因此,5个用户的总时间为37秒,平均为7.4秒/用户。
您的问题似乎不在代码中,而是在您自己对数据的理解中。您似乎没有注意到您记录为用户4的内容实际上是两个用户而您错误地计算了一些时间(似乎涉及三次时)。
根据您提供给我们的规范,您的代码是正确的,您只是错误地验证了代码。
答案 1 :(得分:1)
以下是为每个会话组使用一个List<DateTime>的另一种方法:
List<List<DateTime>> sessions = new List<List<DateTime>> { new List<DateTime>() };
foreach(DateTime dt in dates)
{
if(!sessions.Last().Any())
sessions.Last().Add(dt);
else
{
TimeSpan diff = dt - sessions.Last().Last();
if (diff.TotalSeconds > 20)
sessions.Add(new List<DateTime> { dt });
else
sessions.Last().Add(dt);
}
}
您可以对每个平均值使用List<double>:
List<double> secondsPerSession = new List<double>();
foreach (var session in sessions)
{
if (session.Count == 1)
secondsPerSession.Add(0);
else
{
double average = session.Skip(1)
.Average(d => (d - session[0]).TotalSeconds);
secondsPerSession.Add(average);
}
}
输出:
for (int i = 0; i < sessions.Count; i++)
Console.WriteLine("{0} [{1}]",
string.Join(",", sessions[i]), secondsPerSession[i]);
答案 2 :(得分:0)
问题在于你的周期状况。
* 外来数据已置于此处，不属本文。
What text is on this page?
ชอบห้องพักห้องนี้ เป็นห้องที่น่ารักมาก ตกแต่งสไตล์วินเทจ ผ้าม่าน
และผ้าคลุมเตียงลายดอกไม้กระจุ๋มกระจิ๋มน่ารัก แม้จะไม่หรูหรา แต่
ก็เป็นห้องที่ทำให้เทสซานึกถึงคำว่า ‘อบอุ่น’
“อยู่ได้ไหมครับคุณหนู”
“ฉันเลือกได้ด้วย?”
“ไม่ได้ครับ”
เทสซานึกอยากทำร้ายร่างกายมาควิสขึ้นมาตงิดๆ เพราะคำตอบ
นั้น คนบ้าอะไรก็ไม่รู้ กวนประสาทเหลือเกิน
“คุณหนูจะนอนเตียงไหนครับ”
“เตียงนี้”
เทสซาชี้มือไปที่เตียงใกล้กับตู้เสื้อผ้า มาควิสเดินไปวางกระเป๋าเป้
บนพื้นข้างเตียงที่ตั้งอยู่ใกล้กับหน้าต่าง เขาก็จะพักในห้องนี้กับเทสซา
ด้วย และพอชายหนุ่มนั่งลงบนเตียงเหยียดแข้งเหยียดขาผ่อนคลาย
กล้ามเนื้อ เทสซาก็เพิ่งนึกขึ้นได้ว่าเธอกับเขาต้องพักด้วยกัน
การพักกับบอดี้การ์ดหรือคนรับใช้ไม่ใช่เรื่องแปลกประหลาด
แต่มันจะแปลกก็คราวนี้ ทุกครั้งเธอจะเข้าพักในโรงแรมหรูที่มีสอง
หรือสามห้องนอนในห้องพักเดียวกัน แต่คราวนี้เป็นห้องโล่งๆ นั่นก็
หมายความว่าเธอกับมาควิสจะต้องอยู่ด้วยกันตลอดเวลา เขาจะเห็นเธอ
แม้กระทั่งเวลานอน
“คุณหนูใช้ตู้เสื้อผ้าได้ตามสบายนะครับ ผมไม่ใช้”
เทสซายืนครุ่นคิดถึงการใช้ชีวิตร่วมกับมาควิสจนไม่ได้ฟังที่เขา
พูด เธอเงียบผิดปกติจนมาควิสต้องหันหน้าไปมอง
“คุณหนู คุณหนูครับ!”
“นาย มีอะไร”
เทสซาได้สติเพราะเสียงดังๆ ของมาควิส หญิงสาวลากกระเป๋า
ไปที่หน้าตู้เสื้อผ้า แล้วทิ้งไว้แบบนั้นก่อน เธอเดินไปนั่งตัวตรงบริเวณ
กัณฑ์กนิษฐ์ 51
您只计算两个用户之间的总差距,而不是用户在系统中花费的总时间。看起来应该是这样的:
for (int i = 0, n = i + 1; i < dates.Length - 1; i++, n++)
{
totalTime += (dates[n] - dates[i]).TotalSeconds;
if ((dates[n] - dates[i]).TotalSeconds > gapS)
{
users++;
Console.WriteLine(totalTimeGaps);
}
else
{
totalTimeGaps += (dates[n] - dates[i]).TotalSeconds; // Does not count properly
}
}
此外,如果您想在周期结束时获得平均值,您应该将总时间量除以用户总数。